Yet, pencil and paper, multiple-choice tests continue to be used
not only as placement instruments but as measures of learner gains
and evidence of program success. Given current reporting requirements,
their use is likely to increase, at least in the near future.
From the perspective of programs, there seem few viable alternatives
that would meet the information needs of funders interested in reliable
data that indicate how a program is doing overall. Portfolio approaches,
for example -- considered the last great hope a few years back --
have not quite matured to the level where they might be used as
a means to report and aggregate learner gains by group (although
they are invaluable as evidence of individual learner progress),
largely because the field has not invested in the development of
benchmarks and rubrics.
Local approaches have remained just that, local approaches, primarily
for two reasons: 1) there has not been enough field testing to establish
the reliability of these measures and 2) there have not been sufficient
efforts to implement alternative assessments across programs. At
this time, it is easy to see how even programs that have been enthusiastic
about developing an assessment system that captures what they consider
worthwhile outcomes are becoming distressed about the prospects
of an alternative system being able to rival the standardized tests
currently in fashion.
All is Not Lost
Yet, the picture is not as dim and grim as it might first appear.
Indeed, it may be premature to give in to cynicism ("it's all a
sham and no one really cares"), paranoia ("next year, all funding
will be tied to the results of standardized tests"), and paralysis
("in the end, no one will care about alternative assessment, so
let's just sit and wait to see what comes down the pike"). Since
a Pollyanna attitude does not appear to be justified either, given
recent legislation, perhaps it is time to take an existentialist
perspective where we commit ourselves to forge ahead although (and
even because) life in adult literacy does not always make sense,
but what else are we going to do to stay sane?

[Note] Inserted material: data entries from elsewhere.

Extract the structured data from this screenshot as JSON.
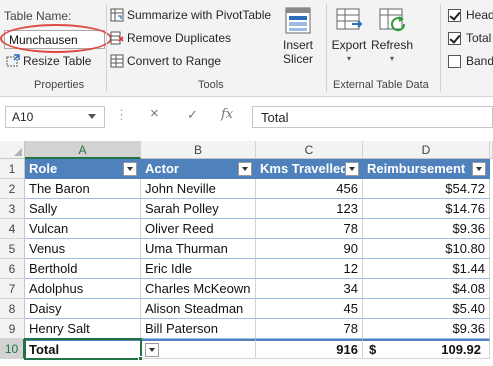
{
  "ribbon": {
    "properties": {
      "table_name_label": "Table Name:",
      "table_name_value": "Munchausen",
      "resize_table": "Resize Table",
      "group_label": "Properties"
    },
    "tools": {
      "summarize": "Summarize with PivotTable",
      "remove_duplicates": "Remove Duplicates",
      "convert_to_range": "Convert to Range",
      "insert_slicer_line1": "Insert",
      "insert_slicer_line2": "Slicer",
      "group_label": "Tools"
    },
    "external": {
      "export": "Export",
      "refresh": "Refresh",
      "group_label": "External Table Data"
    },
    "style_options": {
      "header_row": "Head",
      "total_row": "Total",
      "banded_rows": "Band",
      "header_row_checked": true,
      "total_row_checked": true,
      "banded_rows_checked": false
    }
  },
  "formula_bar": {
    "name_box": "A10",
    "cancel_icon": "×",
    "enter_icon": "✓",
    "fx_label": "fx",
    "formula": "Total"
  },
  "grid": {
    "columns": [
      "A",
      "B",
      "C",
      "D"
    ],
    "rows": [
      "1",
      "2",
      "3",
      "4",
      "5",
      "6",
      "7",
      "8",
      "9",
      "10"
    ],
    "headers": [
      "Role",
      "Actor",
      "Kms Travelled",
      "Reimbursement"
    ],
    "data": [
      [
        "The Baron",
        "John Neville",
        "456",
        "$54.72"
      ],
      [
        "Sally",
        "Sarah Polley",
        "123",
        "$14.76"
      ],
      [
        "Vulcan",
        "Oliver Reed",
        "78",
        "$9.36"
      ],
      [
        "Venus",
        "Uma Thurman",
        "90",
        "$10.80"
      ],
      [
        "Berthold",
        "Eric Idle",
        "12",
        "$1.44"
      ],
      [
        "Adolphus",
        "Charles McKeown",
        "34",
        "$4.08"
      ],
      [
        "Daisy",
        "Alison Steadman",
        "45",
        "$5.40"
      ],
      [
        "Henry Salt",
        "Bill Paterson",
        "78",
        "$9.36"
      ]
    ],
    "total_row": {
      "label": "Total",
      "kms": "916",
      "currency": "$",
      "amount": "109.92"
    }
  },
  "colors": {
    "table_header": "#4f81bd",
    "excel_green": "#217346",
    "highlight_ring": "#e04a43"
  }
}
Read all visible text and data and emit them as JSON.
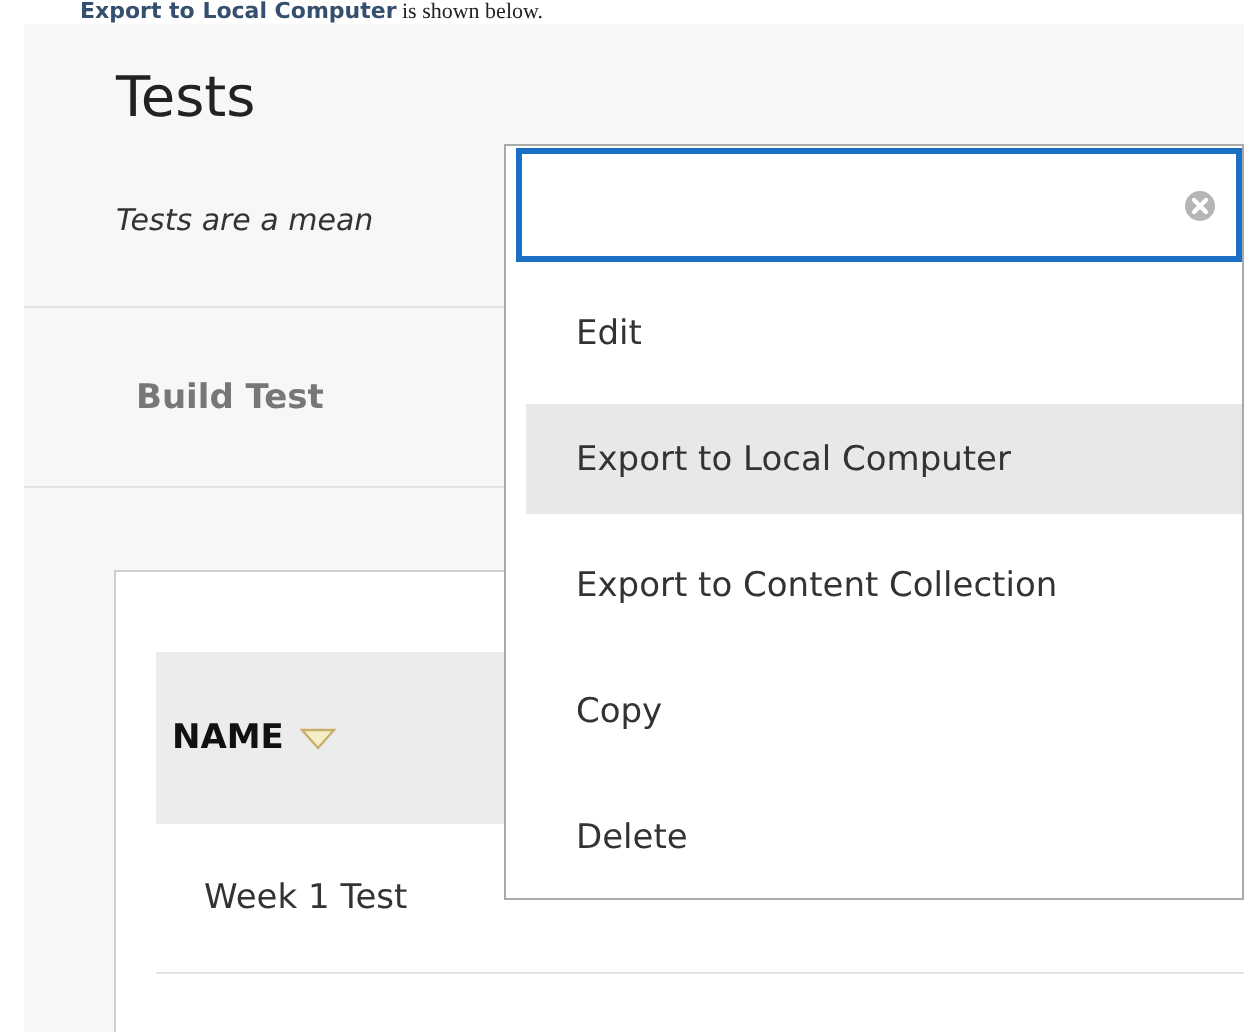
{
  "caption": "**Export to Local Computer** is shown below.",
  "page": {
    "title": "Tests",
    "description": "Tests are a mean",
    "action": "Build Test"
  },
  "table": {
    "columns": [
      {
        "label": "NAME",
        "sorted": true
      }
    ],
    "rows": [
      {
        "name": "Week 1 Test"
      }
    ]
  },
  "menu": {
    "search": true,
    "items": [
      {
        "label": "Edit",
        "selected": false
      },
      {
        "label": "Export to Local Computer",
        "selected": true
      },
      {
        "label": "Export to Content Collection",
        "selected": false
      },
      {
        "label": "Copy",
        "selected": false
      },
      {
        "label": "Delete",
        "selected": false
      }
    ]
  }
}
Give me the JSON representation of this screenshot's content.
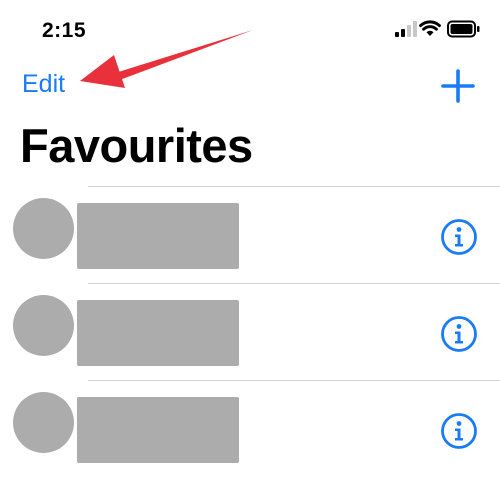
{
  "status_bar": {
    "time": "2:15",
    "icons": [
      "cellular-signal-icon",
      "wifi-icon",
      "battery-icon"
    ]
  },
  "nav": {
    "edit_label": "Edit",
    "add_icon": "plus-icon"
  },
  "title": "Favourites",
  "favourites": [
    {
      "avatar": "redacted",
      "name": "redacted",
      "info_icon": "info-icon"
    },
    {
      "avatar": "redacted",
      "name": "redacted",
      "info_icon": "info-icon"
    },
    {
      "avatar": "redacted",
      "name": "redacted",
      "info_icon": "info-icon"
    }
  ],
  "colors": {
    "accent": "#1a7cf5",
    "annotation_arrow": "#e8313a",
    "placeholder": "#acacac",
    "separator": "#d4d4d6"
  }
}
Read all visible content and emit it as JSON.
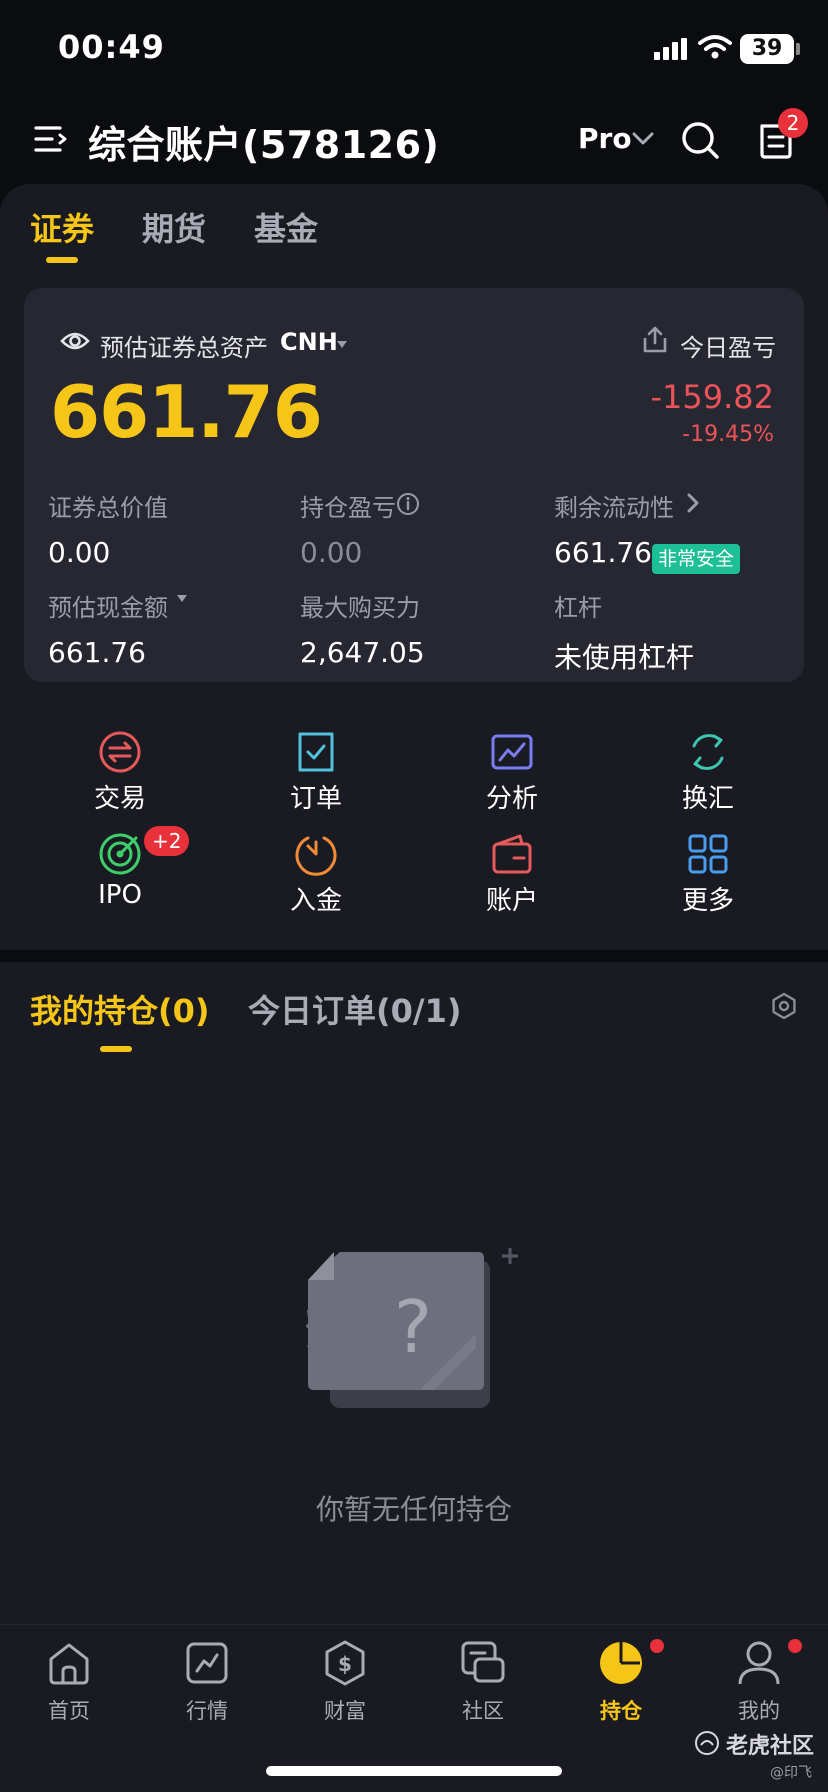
{
  "status_bar": {
    "time": "00:49",
    "battery": "39"
  },
  "header": {
    "title": "综合账户(578126)",
    "pro_label": "Pro",
    "message_badge": "2"
  },
  "tabs": [
    "证券",
    "期货",
    "基金"
  ],
  "asset_card": {
    "label": "预估证券总资产",
    "currency": "CNH",
    "pnl_label": "今日盈亏",
    "total_assets": "661.76",
    "pnl_value": "-159.82",
    "pnl_pct": "-19.45%",
    "stats": [
      {
        "label": "证券总价值",
        "value": "0.00"
      },
      {
        "label": "持仓盈亏",
        "value": "0.00"
      },
      {
        "label": "剩余流动性",
        "value": "661.76",
        "badge": "非常安全"
      },
      {
        "label": "预估现金额",
        "value": "661.76"
      },
      {
        "label": "最大购买力",
        "value": "2,647.05"
      },
      {
        "label": "杠杆",
        "value": "未使用杠杆"
      }
    ]
  },
  "actions": [
    {
      "label": "交易",
      "icon": "exchange-icon"
    },
    {
      "label": "订单",
      "icon": "order-check-icon"
    },
    {
      "label": "分析",
      "icon": "analysis-chart-icon"
    },
    {
      "label": "换汇",
      "icon": "currency-swap-icon"
    },
    {
      "label": "IPO",
      "icon": "ipo-target-icon",
      "badge": "+2"
    },
    {
      "label": "入金",
      "icon": "deposit-icon"
    },
    {
      "label": "账户",
      "icon": "wallet-icon"
    },
    {
      "label": "更多",
      "icon": "grid-more-icon"
    }
  ],
  "holdings": {
    "tab_positions": "我的持仓(0)",
    "tab_orders": "今日订单(0/1)",
    "empty_text": "你暂无任何持仓"
  },
  "bottom_nav": [
    {
      "label": "首页"
    },
    {
      "label": "行情"
    },
    {
      "label": "财富"
    },
    {
      "label": "社区"
    },
    {
      "label": "持仓"
    },
    {
      "label": "我的"
    }
  ],
  "watermark": {
    "brand": "老虎社区",
    "user": "@印飞"
  },
  "colors": {
    "accent": "#f5c518",
    "loss": "#ea5458",
    "safe": "#1dbf96",
    "badge": "#e8313b"
  }
}
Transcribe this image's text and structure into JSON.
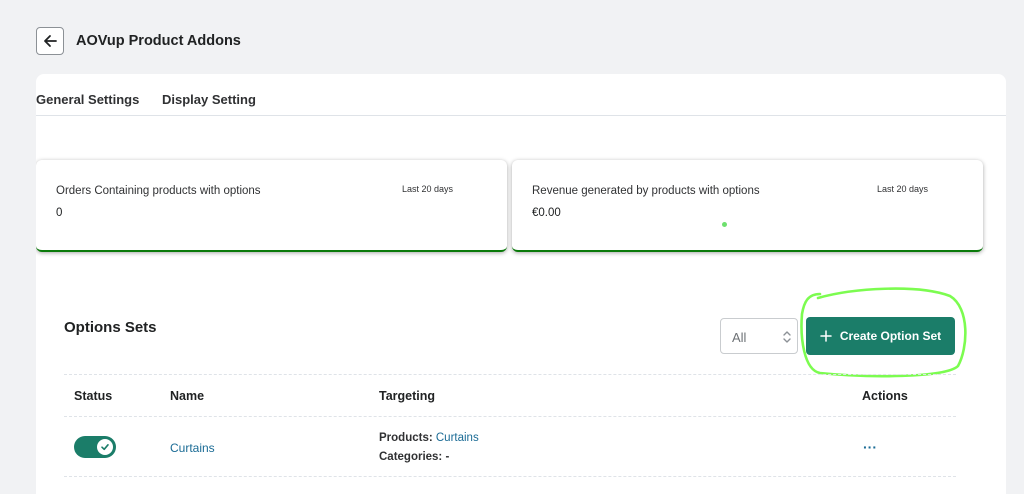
{
  "header": {
    "title": "AOVup Product Addons"
  },
  "tabs": [
    {
      "label": "General Settings"
    },
    {
      "label": "Display Setting"
    }
  ],
  "stats": [
    {
      "label": "Orders Containing products with options",
      "period": "Last 20 days",
      "value": "0"
    },
    {
      "label": "Revenue generated by products with options",
      "period": "Last 20 days",
      "value": "€0.00"
    }
  ],
  "options": {
    "title": "Options Sets",
    "filter": {
      "value": "All"
    },
    "create_label": "Create Option Set",
    "columns": [
      "Status",
      "Name",
      "Targeting",
      "Actions"
    ],
    "rows": [
      {
        "enabled": true,
        "name": "Curtains",
        "products_label": "Products:",
        "products_value": "Curtains",
        "categories_label": "Categories:",
        "categories_value": "-",
        "actions_label": "···"
      }
    ]
  },
  "colors": {
    "accent": "#1b7d69",
    "link": "#1a6b95",
    "card_border": "#0a7a0a",
    "highlight": "#7CFC50"
  }
}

Let's ask then if there is anything positive happening in assessment,
and how we can help shape new directions on the national or state
level, while continuing to strive for sane assessments within and
across local programs.
The Federal Outcome Reporting System
You may have heard that the U.S. Department of Education has mandated
a uniform outcome-based reporting system that requires that all
states send data for all programs funded under Adult Basic Education
(ABE) to the Department of Education in Washington. Assessments
for capturing outcomes must be "valid and reliable." In other words,
they must either be in the form of a standardized test (considered
reliable by definition) or by some other means that meet these requirements.
States (and the programs they fund) will be asked to report "learner
gains" in reading, writing, speaking, and listening (and possibly
additional skills related to workforce development) and show that
learners are advancing across levels, such as the Student Performance
Levels (SRL) established for ESL. These are minimal requirements
and individual states can define progress in various ways or even
suggest additional outcomes as evidence of literacy progress and
program success.
To understand the thinking behind the initiative, it is important
to keep in mind that the primary focus is neither curriculum reform,
nor program improvement (although new assessment systems are often
used for these purposes), but rather an accountability measure to
bring adult literacy in line with the requirements of GPRA -- the
Government Performance and Results Act. GPRA requires that all federal
agencies have to show that they, as well as the agencies and programs
they fund, are achieving results or else risk loss of funding. Since
the focus of GPRA is on the performance of the overall system (made
up of thousands of programs), nei ther the federal government nor
the states are likely to pay a great deal of attention to the progress
made by any given learner at any given site, although site performance
will be open for review (think standardized testing in K-12). Rather,
funders will want to know how a program is doing overall (that is,
whether it is positively affecting literacy skills), and they expect
to see numbers in aggregate (summarized) form.
While in many ways, documenting the kinds of outcomes required
by the new reporting system are "doable" (at least for programs
that have long reported literacy gains for a sample of their students),
two dangers loom as programs try to show gains for all students
(not just a sample) and as results are increasingly tied to funding.
There is a risk that programs will be a) tempted to manipulate assessment
results in their favor and b) succumb to a practice known as "creaming".
Manipulating Assessment Results
Any time success (and subsequent funding) is determined by the
data a program reports, there are concerns about administrators
"fudging the data." For example, programs have long known that the
trick to increasing test scores is to NOT prepare students for the
test, but rather to assess them as soon as they walk in the door.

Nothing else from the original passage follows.